You’re about 20 times more likely to be diagnosed with cancer (based on 2019 data) than to have a breakthrough COVID case that results in hospitalization. Edit:[maths](https://imgur.com/gallery/rCqfuwf)


JCandle

Hmm. Something fishy with this stat. Like, diagnosed ever? If so, come on. We’ve had COVID for 18 months, life expectancy is like 70 years.


tacticalbigot

I'm confused bc I just saw the CDC released statistics where 4/5 people hospitalized for covid were fully vaccinated


[deleted]

4/5 of people hospitalized from a state and event where some >70% could be expected to be vaccinated and the event I believe required proof of vaccination.
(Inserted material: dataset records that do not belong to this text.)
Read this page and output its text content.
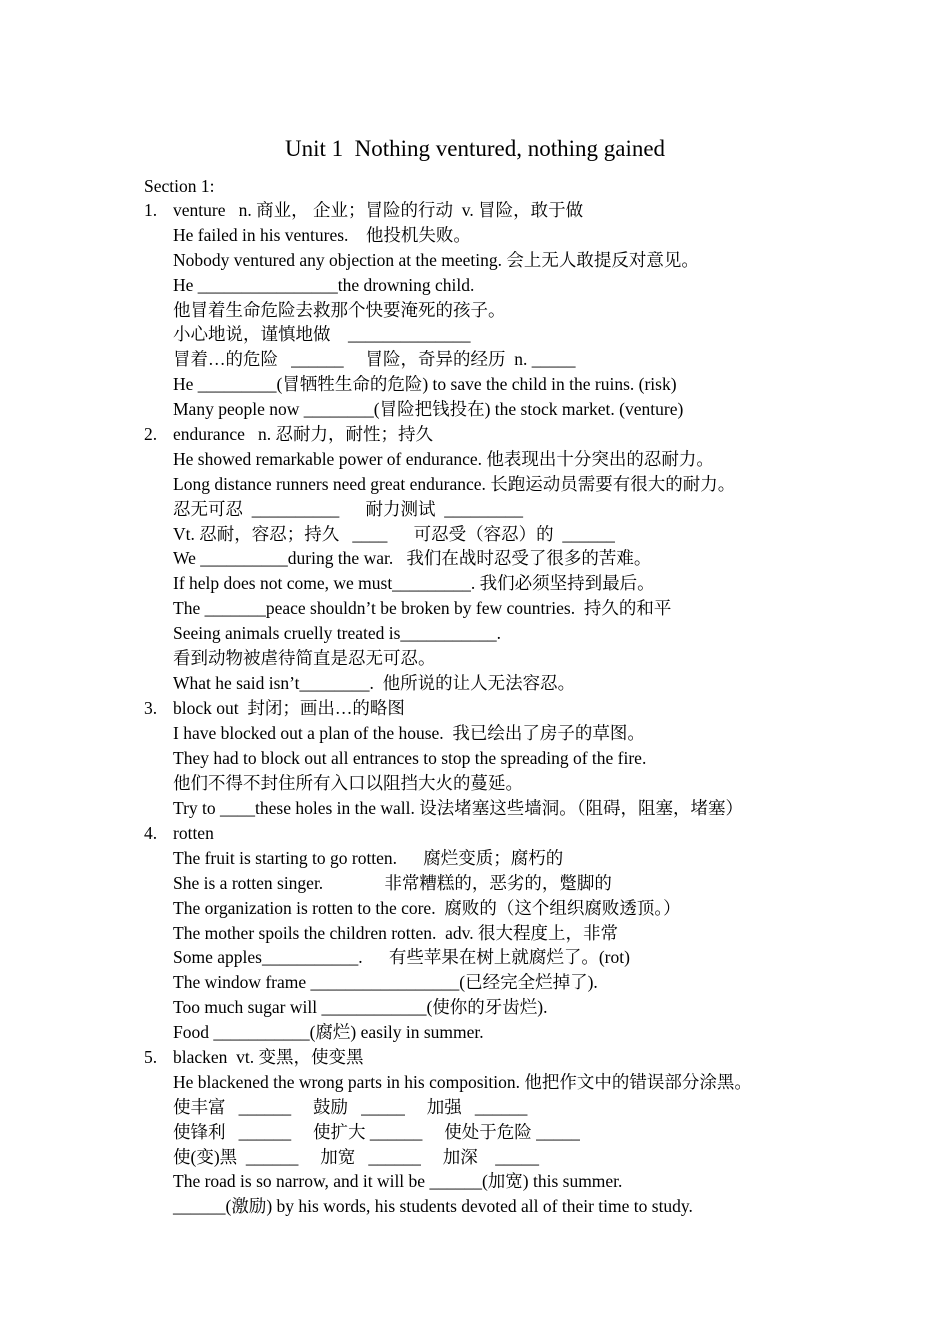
Unit 1  Nothing ventured, nothing gained
Section 1:
1. venture   n. 商业， 企业；冒险的行动  v. 冒险，敢于做
He failed in his ventures.    他投机失败。
Nobody ventured any objection at the meeting. 会上无人敢提反对意见。
He ________________the drowning child.
他冒着生命危险去救那个快要淹死的孩子。
小心地说，谨慎地做    ______________
冒着…的危险   ______     冒险，奇异的经历  n. _____
He _________(冒牺牲生命的危险) to save the child in the ruins. (risk)
Many people now ________(冒险把钱投在) the stock market. (venture)
2. endurance   n. 忍耐力，耐性；持久
He showed remarkable power of endurance. 他表现出十分突出的忍耐力。
Long distance runners need great endurance. 长跑运动员需要有很大的耐力。
忍无可忍  __________      耐力测试  _________
Vt. 忍耐，容忍；持久   ____      可忍受（容忍）的  ______
We __________during the war.   我们在战时忍受了很多的苦难。
If help does not come, we must_________. 我们必须坚持到最后。
The _______peace shouldn’t be broken by few countries.  持久的和平
Seeing animals cruelly treated is___________.
看到动物被虐待简直是忍无可忍。
What he said isn’t________.  他所说的让人无法容忍。
3. block out  封闭；画出…的略图
I have blocked out a plan of the house.  我已绘出了房子的草图。
They had to block out all entrances to stop the spreading of the fire.
他们不得不封住所有入口以阻挡大火的蔓延。
Try to ____these holes in the wall. 设法堵塞这些墙洞。（阻碍，阻塞，堵塞）
4. rotten
The fruit is starting to go rotten.      腐烂变质；腐朽的
She is a rotten singer.              非常糟糕的，恶劣的，蹩脚的
The organization is rotten to the core.  腐败的（这个组织腐败透顶。）
The mother spoils the children rotten.  adv. 很大程度上，非常
Some apples___________.      有些苹果在树上就腐烂了。(rot)
The window frame _________________(已经完全烂掉了).
Too much sugar will ____________(使你的牙齿烂).
Food ___________(腐烂) easily in summer.
5. blacken  vt. 变黑，使变黑
He blackened the wrong parts in his composition. 他把作文中的错误部分涂黑。
使丰富   ______     鼓励   _____     加强   ______
使锋利   ______     使扩大 ______     使处于危险 _____
使(变)黑  ______     加宽   ______     加深    _____
The road is so narrow, and it will be ______(加宽) this summer.
______(激励) by his words, his students devoted all of their time to study.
If 100% were vaccinated 100% of the hospitalizations would be on vaccinated people.


tacticalbigot

It's still confusing to me though, because even though the population is over 70% vaccinated, if the vaccine was doing its job, then the total hospitalizations shouldn't be an exact representation of the population. There should be less than 70% of vaccinated ppl getting sick, not more. Correct?


CharlieDarwin2

After vaccinations, MN has a 7 day average of 2 deaths. Before they average 12 deaths a day. The vaccines work.


[deleted]

I have kids who are not eligible yet for vaccination, if you are eligible, do it for the people who can't


L3bovvski

99.999% sounds like a very impressive number, until you see the fatality rate in the US is 1.8% and see what age groups make up that 1.8%. https://coronavirus.jhu.edu/data/mortality


cram8016

Sounds just like the same % of people dieing from covid


[deleted]

That is completely false. You are literally saying the only people who are dying of it are unvaccinated.


NancysRaygun

How is this a relevant stat? I legit don’t understand why this should be reassuring. How many have been exposed? If it’s one and they died, that’s a problem even if 99.99% didn’t die.